Barakat Nahla H, Bradley Andrew P, Barakat Mohamed Nabil H
Department of Applied Information Technology, German University of Technology in Oman, Muscat 130, Oman.
IEEE Trans Inf Technol Biomed. 2010 Jul;14(4):1114-20. doi: 10.1109/TITB.2009.2039485. Epub 2010 Jan 12.
Diabetes mellitus is a chronic disease and a major public health challenge worldwide. According to the International Diabetes Federation, there are currently 246 million diabetic people worldwide, and this number is expected to rise to 380 million by 2025. Furthermore, 3.8 million deaths are attributable to diabetes complications each year. It has been shown that 80% of type 2 diabetes complications can be prevented or delayed by early identification of people at risk. In this context, several data mining and machine learning methods have been used for the diagnosis, prognosis, and management of diabetes. In this paper, we propose utilizing support vector machines (SVMs) for the diagnosis of diabetes. In particular, we use an additional explanation module, which turns the "black box" model of an SVM into an intelligible representation of the SVM's diagnostic (classification) decision. Results on a real-life diabetes dataset show that intelligible SVMs provide a promising tool for the prediction of diabetes, where a comprehensible ruleset have been generated, with prediction accuracy of 94%, sensitivity of 93%, and specificity of 94%. Furthermore, the extracted rules are medically sound and agree with the outcome of relevant medical studies.

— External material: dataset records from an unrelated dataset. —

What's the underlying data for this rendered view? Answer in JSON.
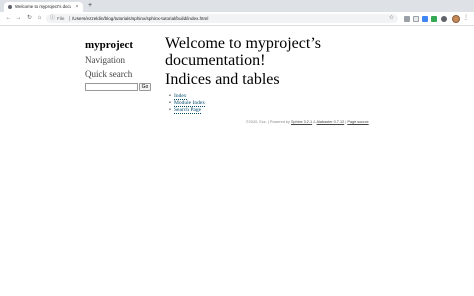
{
  "browser": {
    "tab_title": "Welcome to myproject's docu",
    "tab_close_icon": "×",
    "new_tab_icon": "+",
    "address_info_icon": "ⓘ",
    "address_scheme_label": "File",
    "address_url": "/Users/ezzeldin/blog/tutorials/sphinx/sphinx-tutorial/build/index.html",
    "star_icon": "☆",
    "menu_icon": "⋮",
    "nav_icons": {
      "back": "←",
      "forward": "→",
      "reload": "↻",
      "home": "⌂"
    }
  },
  "sidebar": {
    "project_name": "myproject",
    "navigation_heading": "Navigation",
    "quick_search_heading": "Quick search",
    "search_input_value": "",
    "go_button_label": "Go"
  },
  "main": {
    "title_line1": "Welcome to myproject’s",
    "title_line2": "documentation!",
    "indices_heading": "Indices and tables",
    "links": [
      {
        "label": "Index"
      },
      {
        "label": "Module Index"
      },
      {
        "label": "Search Page"
      }
    ]
  },
  "footer": {
    "copyright": "©2020, Ezz.",
    "powered_by": "| Powered by",
    "sphinx_link": "Sphinx 3.2.1",
    "and": "&",
    "alabaster_link": "Alabaster 0.7.12",
    "sep": "|",
    "page_source_link": "Page source"
  },
  "colors": {
    "link": "#004b6b",
    "tabstrip": "#dee1e6",
    "omnibox": "#f1f3f4"
  }
}
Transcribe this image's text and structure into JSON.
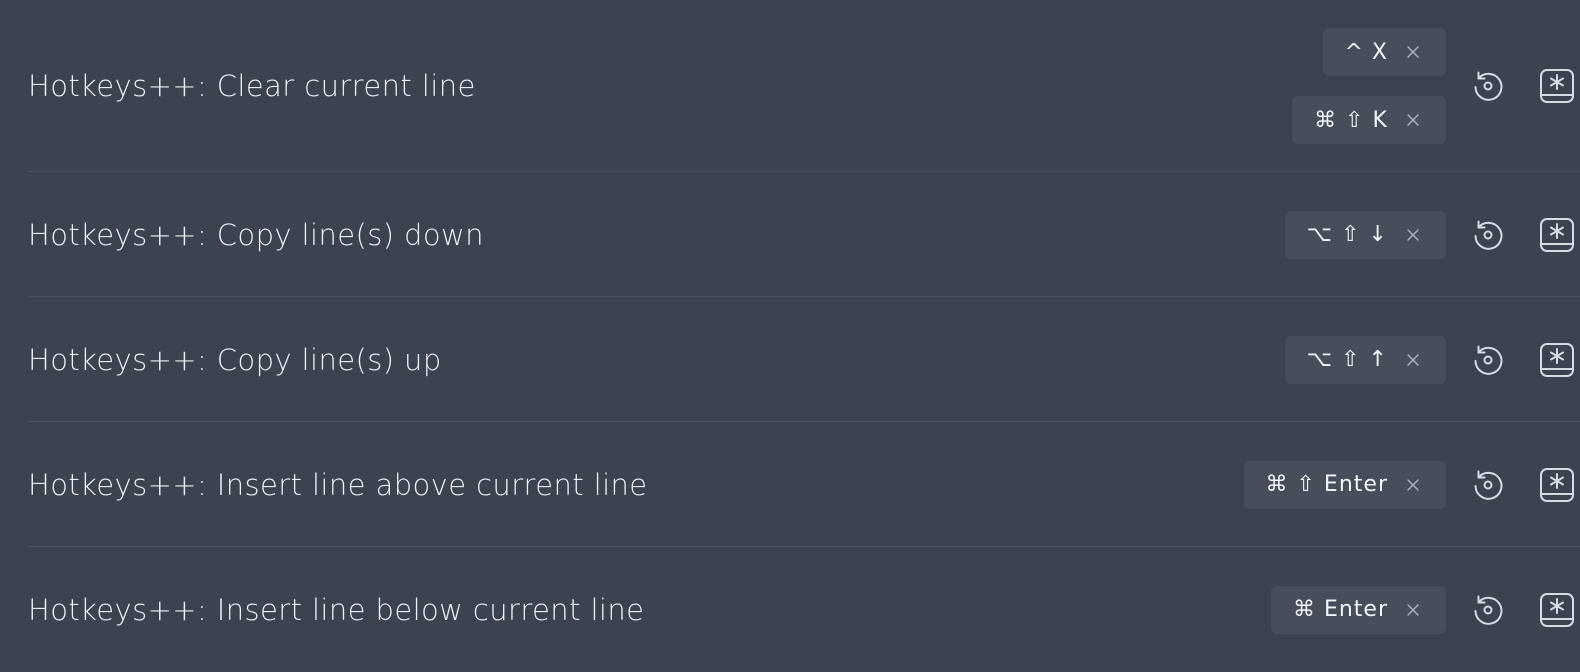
{
  "rows": [
    {
      "name": "Hotkeys++: Clear current line",
      "hotkeys": [
        "^ X",
        "⌘ ⇧ K"
      ]
    },
    {
      "name": "Hotkeys++: Copy line(s) down",
      "hotkeys": [
        "⌥ ⇧ ↓"
      ]
    },
    {
      "name": "Hotkeys++: Copy line(s) up",
      "hotkeys": [
        "⌥ ⇧ ↑"
      ]
    },
    {
      "name": "Hotkeys++: Insert line above current line",
      "hotkeys": [
        "⌘ ⇧ Enter"
      ]
    },
    {
      "name": "Hotkeys++: Insert line below current line",
      "hotkeys": [
        "⌘ Enter"
      ]
    }
  ],
  "icons": {
    "remove": "close-icon",
    "restore": "restore-default-icon",
    "add": "add-hotkey-icon"
  },
  "colors": {
    "background": "#3b4250",
    "hotkey_background": "#464e5c",
    "divider": "#4a5261",
    "text": "#eceff3"
  }
}
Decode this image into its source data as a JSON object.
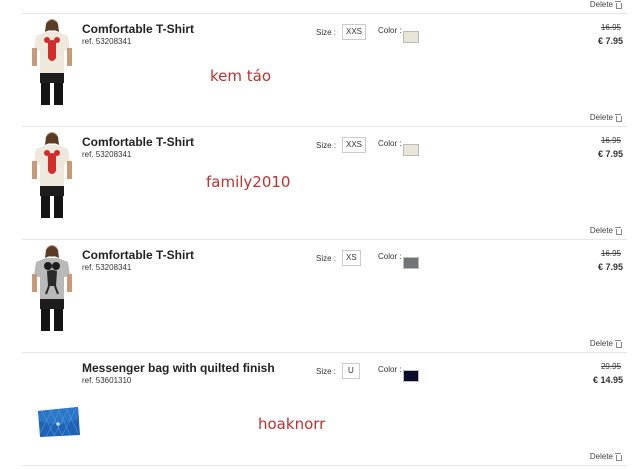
{
  "cart": {
    "top_delete_label": "Delete",
    "items": [
      {
        "name": "Comfortable T-Shirt",
        "ref": "ref. 53208341",
        "size_label": "Size :",
        "size": "XXS",
        "color_label": "Color :",
        "color_hex": "#e9e5d8",
        "price_old": "16.95",
        "price_new": "€ 7.95",
        "delete_label": "Delete",
        "watermark": "kem táo",
        "image": "tshirt-cream-red-print"
      },
      {
        "name": "Comfortable T-Shirt",
        "ref": "ref. 53208341",
        "size_label": "Size :",
        "size": "XXS",
        "color_label": "Color :",
        "color_hex": "#e9e5d8",
        "price_old": "16.95",
        "price_new": "€ 7.95",
        "delete_label": "Delete",
        "watermark": "family2010",
        "image": "tshirt-cream-red-print"
      },
      {
        "name": "Comfortable T-Shirt",
        "ref": "ref. 53208341",
        "size_label": "Size :",
        "size": "XS",
        "color_label": "Color :",
        "color_hex": "#717476",
        "price_old": "16.95",
        "price_new": "€ 7.95",
        "delete_label": "Delete",
        "watermark": "",
        "image": "tshirt-grey-mickey-print"
      },
      {
        "name": "Messenger bag with quilted finish",
        "ref": "ref. 53601310",
        "size_label": "Size :",
        "size": "U",
        "color_label": "Color :",
        "color_hex": "#0a0c2a",
        "price_old": "29.95",
        "price_new": "€ 14.95",
        "delete_label": "Delete",
        "watermark": "hoaknorr",
        "image": "blue-quilted-bag"
      }
    ]
  }
}
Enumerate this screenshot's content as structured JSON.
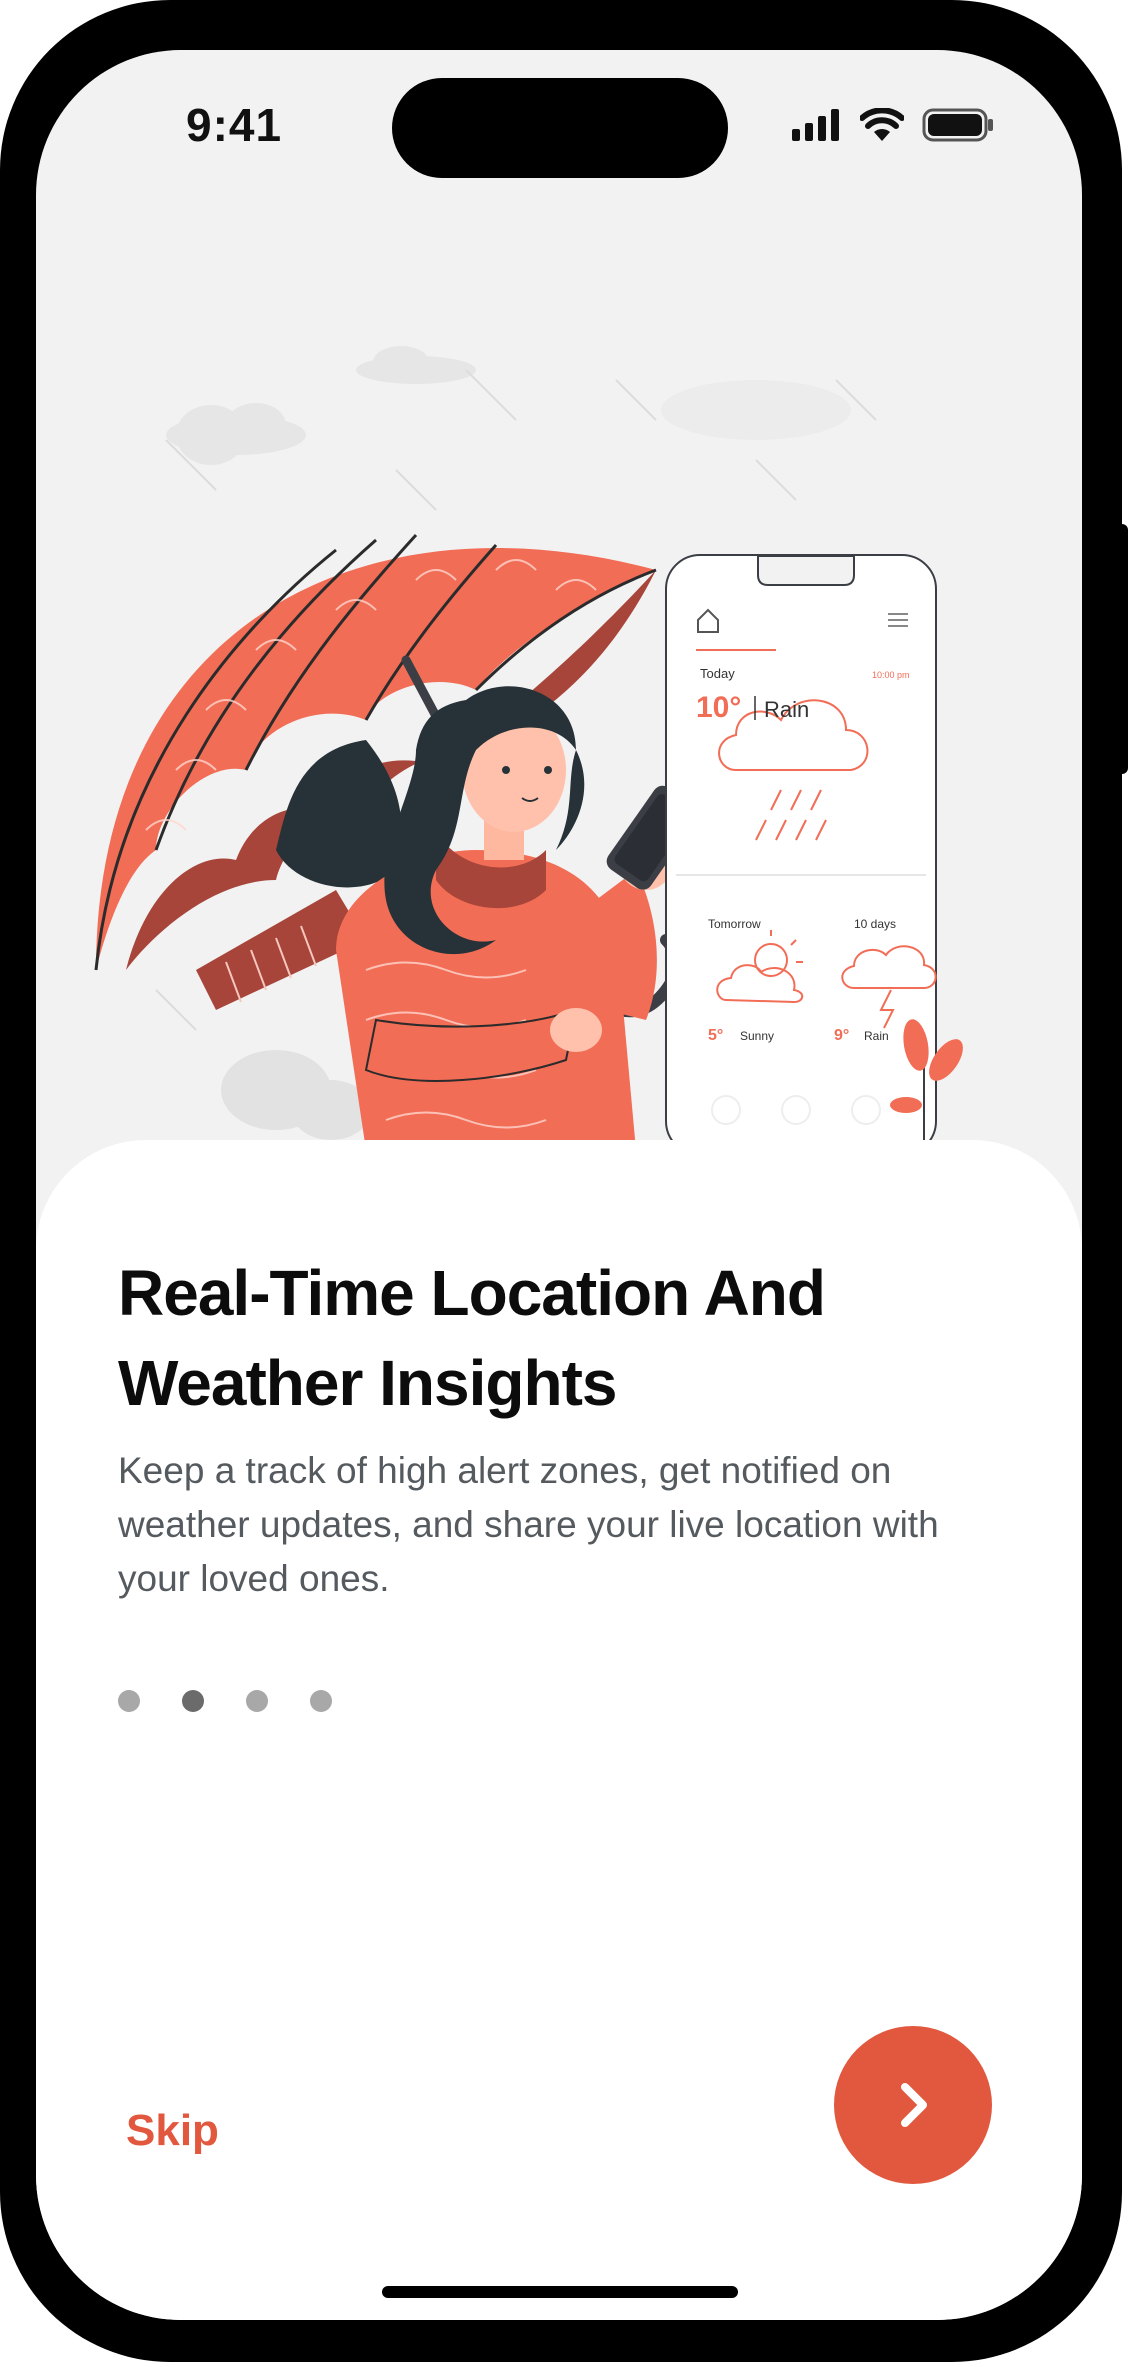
{
  "status_bar": {
    "time": "9:41",
    "signal_icon": "cellular-signal-icon",
    "wifi_icon": "wifi-icon",
    "battery_icon": "battery-icon"
  },
  "illustration": {
    "phone_screen": {
      "today_label": "Today",
      "time_label": "10:00 pm",
      "today_temp": "10°",
      "today_condition": "Rain",
      "tomorrow_label": "Tomorrow",
      "ten_days_label": "10 days",
      "tomorrow_temp": "5°",
      "tomorrow_condition": "Sunny",
      "ten_days_temp": "9°",
      "ten_days_condition": "Rain"
    }
  },
  "onboarding": {
    "title": "Real-Time Location And Weather Insights",
    "description": "Keep a track of high alert zones, get notified on weather updates, and share your live location with your loved ones.",
    "page_count": 4,
    "active_page": 2,
    "skip_label": "Skip",
    "next_icon": "chevron-right-icon"
  },
  "colors": {
    "accent": "#e1583f",
    "illustration_coral": "#f26d56",
    "illustration_dark_red": "#a8453a",
    "title": "#0c0c0c",
    "body_text": "#555a5f",
    "dot_inactive": "#a8a8a8",
    "dot_active": "#6b6b6b"
  }
}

糖尿病是一种慢性疾病,也是全球主要的公共卫生挑战。根据国际糖尿病联合会的数据,目前全球有2.46亿糖尿病患者,预计到2025年这一数字将增至3.8亿。此外,每年有380万人死于糖尿病并发症。研究表明,通过早期识别高危人群,80%的2型糖尿病并发症可以得到预防或延缓。在此背景下,多种数据挖掘和机器学习方法已被用于糖尿病的诊断、预后和管理。在本文中,我们提出利用支持向量机(SVM)进行糖尿病诊断。特别是,我们使用了一个额外的解释模块,将SVM的“黑箱”模型转化为SVM诊断(分类)决策的可理解表示。在一个真实的糖尿病数据集上的结果表明,可理解的SVM为糖尿病预测提供了一个有前景的工具,生成了一个可理解的规则集,预测准确率为94%,灵敏度为93%,特异性为94%。此外,提取的规则在医学上是合理的,与相关医学研究的结果一致。